May 2, 2017 at 5:36 am
Your well-told story reminded me of a similar experience of timeless Chinese street sales & marketing. I lived in China in 2007-08 while working on the Olympic Torch Relay for Volkswagen Group China. As the only foreigner on our activation team I got to experience more than half of the provinces, SEZs, and SARs in China as we followed the torch. It was fascinating for sure but could also be quite lonely and unsettling sometimes. I was an itinerant wanderer of the streets of whatever province I found myself in when not working. And while China can sometimes feel hallucinatory, I would often hear what sounded like someone sing-song calling my name through the cacophony of the early morning city chaos…Miiiii-chael! Miiiii-chael! Was I finally a casualty of the laowai meat grinder that Mainland China can be?!? As my mandarin improved–slightly–I soon realized it was actually the seller of the cornerstone of my cheap Chinese hotel breakfast buffets: Maaaaan-TOU! Maaaaan-Tou! Ahhhh…the steamed bun man! Mmmmmm…mantou. Thank you very much for your evocative posts of life in China. They bring back a lot of memories. And I think ‘knivenswain’ should be a thing. Can we make it a thing?
June 29, 2017 at 10:07 pm
That is a great story, Michael! The breakfast bun guy was calling your name, as it were. 😉 Knivenswain can absolutely be a thing! We can have a club. 🙂
July 11, 2017 at 7:42 am
This reminds me of the video my dad made when I was a kid in the late 80’s and we lived in Tokyo, to send to our extended family in the States. He got the yakiimo man’s song that played over a bullhorn on top of his pickup. In the bed of the truck the oven in which he roasted sweet potatoes and a stack of wood. The roasted sweet potato sellers in China always had a special place in my heart because they reminded me of that childhood experience. (Dad blames those sweet potatoes on the way home from work for a portion of the weight he gained during our years there, lol)

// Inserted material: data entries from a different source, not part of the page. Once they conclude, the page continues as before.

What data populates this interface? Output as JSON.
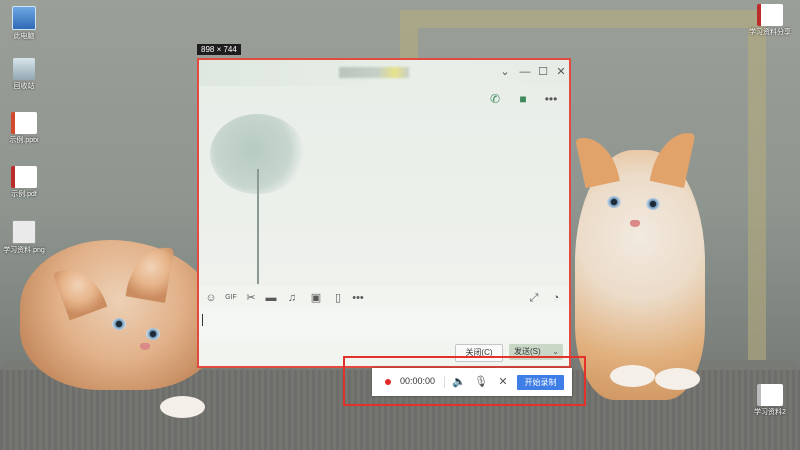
{
  "desktop": {
    "icons": [
      {
        "label": "此电脑",
        "icon": "computer-icon"
      },
      {
        "label": "回收站",
        "icon": "recycle-bin-icon"
      },
      {
        "label": "示例.pptx",
        "icon": "ppt-file-icon"
      },
      {
        "label": "示例.pdf",
        "icon": "pdf-file-icon"
      },
      {
        "label": "学习资料.png",
        "icon": "png-file-icon"
      },
      {
        "label": "学习资料分享",
        "icon": "pdf-file-icon"
      },
      {
        "label": "学习资料2",
        "icon": "document-icon"
      }
    ]
  },
  "size_tip": "898 × 744",
  "chat": {
    "title": "",
    "window_buttons": [
      "chevron-down-icon",
      "minimize-icon",
      "maximize-icon",
      "close-icon"
    ],
    "top_actions": [
      "voice-call-icon",
      "video-call-icon",
      "more-icon"
    ],
    "toolbar": [
      "emoji-icon",
      "gif-icon",
      "scissors-icon",
      "folder-icon",
      "music-icon",
      "image-icon",
      "screenshot-icon",
      "more-icon",
      "expand-icon",
      "history-icon"
    ],
    "input_value": "",
    "close_label": "关闭(C)",
    "send_label": "发送(S)"
  },
  "recorder": {
    "time": "00:00:00",
    "start_label": "开始录制",
    "icons": [
      "record-dot-icon",
      "speaker-icon",
      "microphone-icon",
      "close-icon"
    ],
    "colors": {
      "record": "#e32626",
      "button": "#3e7ee6",
      "highlight": "#e3322a"
    }
  }
}
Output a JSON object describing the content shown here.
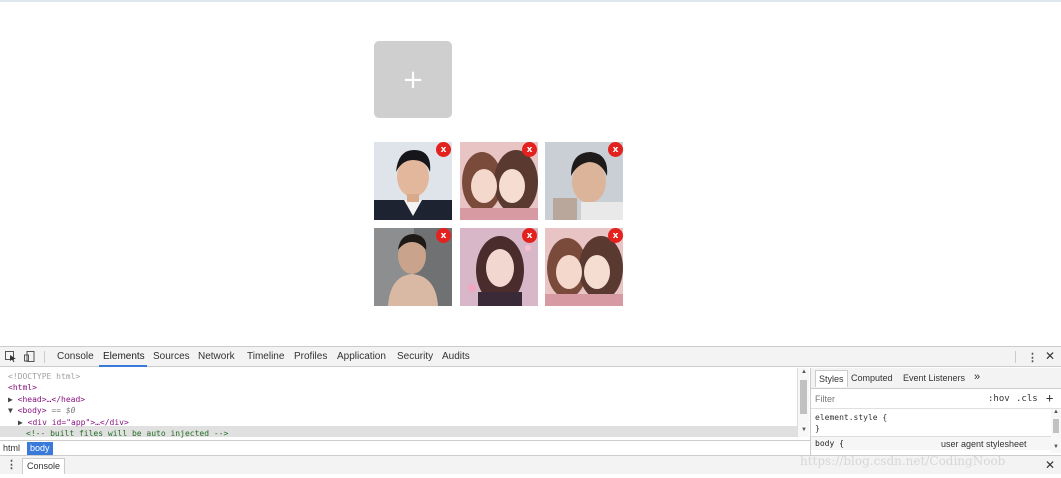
{
  "page": {
    "add_symbol": "+",
    "delete_label": "x",
    "thumbnail_count": 6
  },
  "devtools": {
    "tabs": [
      "Console",
      "Elements",
      "Sources",
      "Network",
      "Timeline",
      "Profiles",
      "Application",
      "Security",
      "Audits"
    ],
    "active_tab": "Elements",
    "menu_glyph": "⋮",
    "close_glyph": "✕",
    "accent_color": "#3879d9"
  },
  "elements": {
    "lines": [
      "<!DOCTYPE html>",
      "<html>",
      "<head>…</head>",
      "<body>",
      "<div id=\"app\">…</div>",
      "<!-- built files will be auto injected -->"
    ],
    "selected_marker": "== $0",
    "collapsed_glyph": "▶",
    "expanded_glyph": "▼",
    "scroll_up": "▲",
    "scroll_down": "▼",
    "breadcrumbs": [
      "html",
      "body"
    ]
  },
  "styles": {
    "tabs": [
      "Styles",
      "Computed",
      "Event Listeners"
    ],
    "more_glyph": "»",
    "filter_placeholder": "Filter",
    "hov": ":hov",
    "cls": ".cls",
    "add_glyph": "+",
    "rules": [
      "element.style {",
      "}",
      "body {"
    ],
    "source": "user agent stylesheet"
  },
  "drawer": {
    "tab": "Console"
  },
  "watermark": "https://blog.csdn.net/CodingNoob"
}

Now I miss the travelling knife sharpening folk of China as well. I was grateful to find a knivenswain at a local farmer’s market when I moved back, to sharpen my precious caidao, and after moving away from that town I even brought my knife back on a road trip to have it re-sharpened, because a dull caidao is a dangerous (and annoying) thing!
July 11, 2017 at 11:49 am
What a very precious memory, Lily! The roasted sweet potato vendors always make me smile anyway because the sweet potatoes are sooo good, but you have very good reason to feel heartwarmed when you see them.
There are several Chinese kitchen items I can’t imagine living without, and a good caidao is one of them! I don’t blame you for carting it along to get it sharpened.
Thanks so much for sharing!
August 10, 2017 at 9:02 am
The song is actually “mo jianzi lai, qiang cai dao”, meaning sharpen the scissors and knives. 🙂
August 11, 2017 at 7:03 am
Ah-ha!! Thank you so much! You rock.